Choudhury Pranjal, Boruah Bosanta R
Department of Physics, Indian Institute of Technology Guwahati, Guwahati, Assam, India.
J Microsc. 2025 Feb;297(2):153-164. doi: 10.1111/jmi.13362. Epub 2024 Oct 4.
Single-molecule localization microscopy (SMLM), which has revolutionized nanoscale imaging, faces challenges in densely labelled samples due to fluorophore clustering, leading to compromised localization accuracy. In this paper, we propose a novel convolutional neural network (CNN)-assisted approach to address the issue of locating the clustered fluorophores. Our CNN is trained on a diverse data set of simulated SMLM images where it learns to predict point spread function (PSF) locations by generating Gaussian blobs as output. Through rigorous evaluation, we demonstrate significant improvements in PSF localization accuracy, especially in densely labelled samples where traditional methods struggle. In addition, we employ blob detection as a post-processing technique to refine the predicted PSF locations and enhance localization precision. Our study underscores the efficacy of CNN in addressing clustering challenges in SMLM, thereby advancing spatial resolution and enabling deeper insights into complex biological structures.
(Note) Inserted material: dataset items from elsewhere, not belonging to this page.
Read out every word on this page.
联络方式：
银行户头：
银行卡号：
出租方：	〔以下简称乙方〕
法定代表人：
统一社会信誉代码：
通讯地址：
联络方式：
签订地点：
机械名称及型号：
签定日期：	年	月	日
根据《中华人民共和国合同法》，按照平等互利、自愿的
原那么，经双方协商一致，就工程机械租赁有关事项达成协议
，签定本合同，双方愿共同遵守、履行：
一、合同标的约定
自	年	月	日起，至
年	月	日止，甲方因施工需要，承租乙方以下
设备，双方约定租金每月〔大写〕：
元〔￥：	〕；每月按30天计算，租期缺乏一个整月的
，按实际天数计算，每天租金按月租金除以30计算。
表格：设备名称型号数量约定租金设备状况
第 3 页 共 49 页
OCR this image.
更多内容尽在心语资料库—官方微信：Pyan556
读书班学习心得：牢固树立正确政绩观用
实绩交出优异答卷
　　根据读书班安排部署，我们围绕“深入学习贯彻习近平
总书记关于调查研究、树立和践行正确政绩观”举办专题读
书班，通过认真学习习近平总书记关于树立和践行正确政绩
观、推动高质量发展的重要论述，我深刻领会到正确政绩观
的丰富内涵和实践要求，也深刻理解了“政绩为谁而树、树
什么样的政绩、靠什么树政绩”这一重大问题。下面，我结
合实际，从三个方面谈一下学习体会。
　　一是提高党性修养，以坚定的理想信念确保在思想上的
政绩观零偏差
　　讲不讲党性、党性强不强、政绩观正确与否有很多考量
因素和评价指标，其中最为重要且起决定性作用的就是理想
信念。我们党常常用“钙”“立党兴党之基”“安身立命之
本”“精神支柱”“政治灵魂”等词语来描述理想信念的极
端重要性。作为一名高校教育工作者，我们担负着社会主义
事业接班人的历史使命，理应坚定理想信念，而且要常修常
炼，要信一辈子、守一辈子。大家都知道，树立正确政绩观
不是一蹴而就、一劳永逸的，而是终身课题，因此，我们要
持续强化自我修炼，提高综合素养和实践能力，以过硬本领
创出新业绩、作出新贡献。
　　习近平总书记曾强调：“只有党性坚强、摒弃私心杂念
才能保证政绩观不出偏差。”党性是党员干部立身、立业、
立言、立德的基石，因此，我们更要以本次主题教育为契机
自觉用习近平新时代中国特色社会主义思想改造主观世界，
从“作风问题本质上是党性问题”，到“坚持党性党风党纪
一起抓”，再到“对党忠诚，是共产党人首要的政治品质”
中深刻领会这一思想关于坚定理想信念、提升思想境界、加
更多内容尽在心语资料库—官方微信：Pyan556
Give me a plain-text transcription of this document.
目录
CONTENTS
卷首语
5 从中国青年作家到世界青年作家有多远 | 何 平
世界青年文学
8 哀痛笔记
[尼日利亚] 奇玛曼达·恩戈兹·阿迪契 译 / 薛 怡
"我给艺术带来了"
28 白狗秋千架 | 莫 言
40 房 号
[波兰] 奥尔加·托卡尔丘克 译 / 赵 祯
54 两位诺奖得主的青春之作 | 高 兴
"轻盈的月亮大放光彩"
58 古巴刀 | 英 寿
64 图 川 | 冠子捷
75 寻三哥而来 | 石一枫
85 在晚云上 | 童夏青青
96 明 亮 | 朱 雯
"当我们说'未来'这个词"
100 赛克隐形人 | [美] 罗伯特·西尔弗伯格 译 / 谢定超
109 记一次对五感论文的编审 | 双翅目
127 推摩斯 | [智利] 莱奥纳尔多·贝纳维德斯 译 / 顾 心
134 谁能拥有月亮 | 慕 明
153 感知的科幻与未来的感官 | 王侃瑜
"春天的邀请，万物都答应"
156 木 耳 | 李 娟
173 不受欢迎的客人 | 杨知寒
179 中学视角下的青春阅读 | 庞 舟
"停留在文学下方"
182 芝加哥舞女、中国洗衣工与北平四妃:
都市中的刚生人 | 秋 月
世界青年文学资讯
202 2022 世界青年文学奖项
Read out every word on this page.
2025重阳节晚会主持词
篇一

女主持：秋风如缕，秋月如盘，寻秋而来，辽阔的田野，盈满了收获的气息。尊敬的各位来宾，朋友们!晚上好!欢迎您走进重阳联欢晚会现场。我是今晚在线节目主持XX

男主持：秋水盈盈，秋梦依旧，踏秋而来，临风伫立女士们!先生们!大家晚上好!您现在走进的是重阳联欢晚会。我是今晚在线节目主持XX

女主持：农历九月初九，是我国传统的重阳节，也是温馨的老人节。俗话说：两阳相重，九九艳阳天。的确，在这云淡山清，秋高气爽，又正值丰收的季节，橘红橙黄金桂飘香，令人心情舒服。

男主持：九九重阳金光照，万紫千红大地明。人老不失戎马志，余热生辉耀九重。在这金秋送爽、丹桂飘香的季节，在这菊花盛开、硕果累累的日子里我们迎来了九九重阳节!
单分子定位显微镜(SMLM)彻底改变了纳米级成像,但由于荧光团聚集,在密集标记的样本中面临挑战,导致定位精度受损。在本文中,我们提出了一种新颖的卷积神经网络(CNN)辅助方法来解决聚集荧光团的定位问题。我们的CNN在多样化的模拟SMLM图像数据集上进行训练,在该数据集中它通过生成高斯斑点作为输出,学习预测点扩散函数(PSF)位置。通过严格评估,我们证明了PSF定位精度有显著提高,特别是在传统方法难以处理的密集标记样本中。此外,我们采用斑点检测作为后处理技术来细化预测的PSF位置并提高定位精度。我们的研究强调了CNN在解决SMLM中的聚集挑战方面的有效性,从而提高了空间分辨率,并能够更深入地洞察复杂的生物结构。